On the factual level, according to Ken Stein’s 1984 book The Land Question in Palestine 1917-1939, Zionists made most of their land purchases in cultivable areas. At least part of these lands were often occupied at the time of purchase by poor tenant farmers, who were compensated in a variety of means but one way or another forced to leave.
It is undoubtedly true that at the same time, Jewish settlement was the chief driver of pre-state Palestine’s economy. Gilder covers this ground well, writing, “Between 1921 and 1942, the Jews increased… the total invested capital from a few hundred thousand dollars to the equivalent of $70 million.” Since that time, Jews have continued to expand the economic potential of the territory currently controlled by Israel, facilitating higher incomes and standards of living for all its inhabitants, whether Arab or Jew, Israeli citizen or not.
This points to the deeper problem in the argument made by Gilder and Pipes.

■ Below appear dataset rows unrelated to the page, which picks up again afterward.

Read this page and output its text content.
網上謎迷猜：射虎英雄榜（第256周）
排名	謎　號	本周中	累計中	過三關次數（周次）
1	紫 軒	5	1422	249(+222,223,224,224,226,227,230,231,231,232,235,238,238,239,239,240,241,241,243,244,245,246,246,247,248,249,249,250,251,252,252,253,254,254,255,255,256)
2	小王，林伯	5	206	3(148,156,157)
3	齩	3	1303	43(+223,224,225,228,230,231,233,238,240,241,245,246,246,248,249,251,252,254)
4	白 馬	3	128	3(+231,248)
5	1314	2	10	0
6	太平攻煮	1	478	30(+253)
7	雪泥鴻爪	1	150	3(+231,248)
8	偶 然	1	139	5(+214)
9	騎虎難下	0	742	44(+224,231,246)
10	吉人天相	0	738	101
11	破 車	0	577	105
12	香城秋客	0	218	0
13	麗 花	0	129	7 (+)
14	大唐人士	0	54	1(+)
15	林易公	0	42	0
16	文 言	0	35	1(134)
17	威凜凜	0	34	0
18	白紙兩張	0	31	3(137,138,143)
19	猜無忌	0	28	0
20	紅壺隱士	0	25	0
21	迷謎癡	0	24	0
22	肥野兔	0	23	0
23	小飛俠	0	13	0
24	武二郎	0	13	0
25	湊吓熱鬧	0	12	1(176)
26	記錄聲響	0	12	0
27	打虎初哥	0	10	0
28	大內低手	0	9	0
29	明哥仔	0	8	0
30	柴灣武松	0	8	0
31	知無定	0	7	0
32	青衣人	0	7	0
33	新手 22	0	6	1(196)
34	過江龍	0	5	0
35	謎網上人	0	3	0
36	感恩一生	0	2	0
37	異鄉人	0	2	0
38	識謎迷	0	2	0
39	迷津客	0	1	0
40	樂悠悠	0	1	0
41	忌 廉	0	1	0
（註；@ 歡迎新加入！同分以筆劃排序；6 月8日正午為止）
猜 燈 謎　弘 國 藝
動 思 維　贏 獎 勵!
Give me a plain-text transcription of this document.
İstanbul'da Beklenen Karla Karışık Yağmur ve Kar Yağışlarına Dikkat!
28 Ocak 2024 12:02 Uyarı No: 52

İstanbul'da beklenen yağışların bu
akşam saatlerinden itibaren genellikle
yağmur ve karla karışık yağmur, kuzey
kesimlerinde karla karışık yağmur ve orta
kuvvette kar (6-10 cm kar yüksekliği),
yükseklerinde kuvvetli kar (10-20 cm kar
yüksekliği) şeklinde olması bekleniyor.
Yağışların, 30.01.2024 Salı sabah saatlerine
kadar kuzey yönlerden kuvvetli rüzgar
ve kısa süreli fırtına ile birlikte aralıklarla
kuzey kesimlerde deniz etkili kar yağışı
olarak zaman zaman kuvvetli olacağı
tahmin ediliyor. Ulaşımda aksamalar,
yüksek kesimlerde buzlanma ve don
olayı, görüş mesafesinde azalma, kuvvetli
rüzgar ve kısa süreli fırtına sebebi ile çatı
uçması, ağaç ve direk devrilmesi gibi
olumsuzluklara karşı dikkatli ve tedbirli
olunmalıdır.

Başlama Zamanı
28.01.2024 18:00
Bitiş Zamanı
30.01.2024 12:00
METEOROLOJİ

In justifying the Jewish claim to national independence in the Land of Israel through the morality of their modern conquest or the economic benefit it provides, this leaves open the question of what rights Jews would have if those things were not so.
The truth, once well understood by those Zionist land purchasers, is the Jewish claim to the land is at least equal to that of the Arabs. It doesn’t matter much how the land was acquired (though we did so legally) or what kind of land it was that we bought. It was – and is – ours by the natural right of the Jewish people to political independence in their native homeland. Even if the dire poverty of the Pale of Settlement had been recreated in Israel or if the Jews had mistreated the Arabs in the manner of the worst anti-Israelist fantasies, the land would still belong to them, for there is probably no people with as profound a connection to a spot of earth as the Jews to the Land of Israel, and there is only one Jewish state.
Israelis may grant the rights of another people in their land and be willing to compromise with them for peace. But until American advocates for Israel are able to follow the stirring example set by Benjamin Netanyahu in his address to Congress last month, in which he reiterated well the Jewish right to our homeland, they will forever find themselves defending that which requires no defense.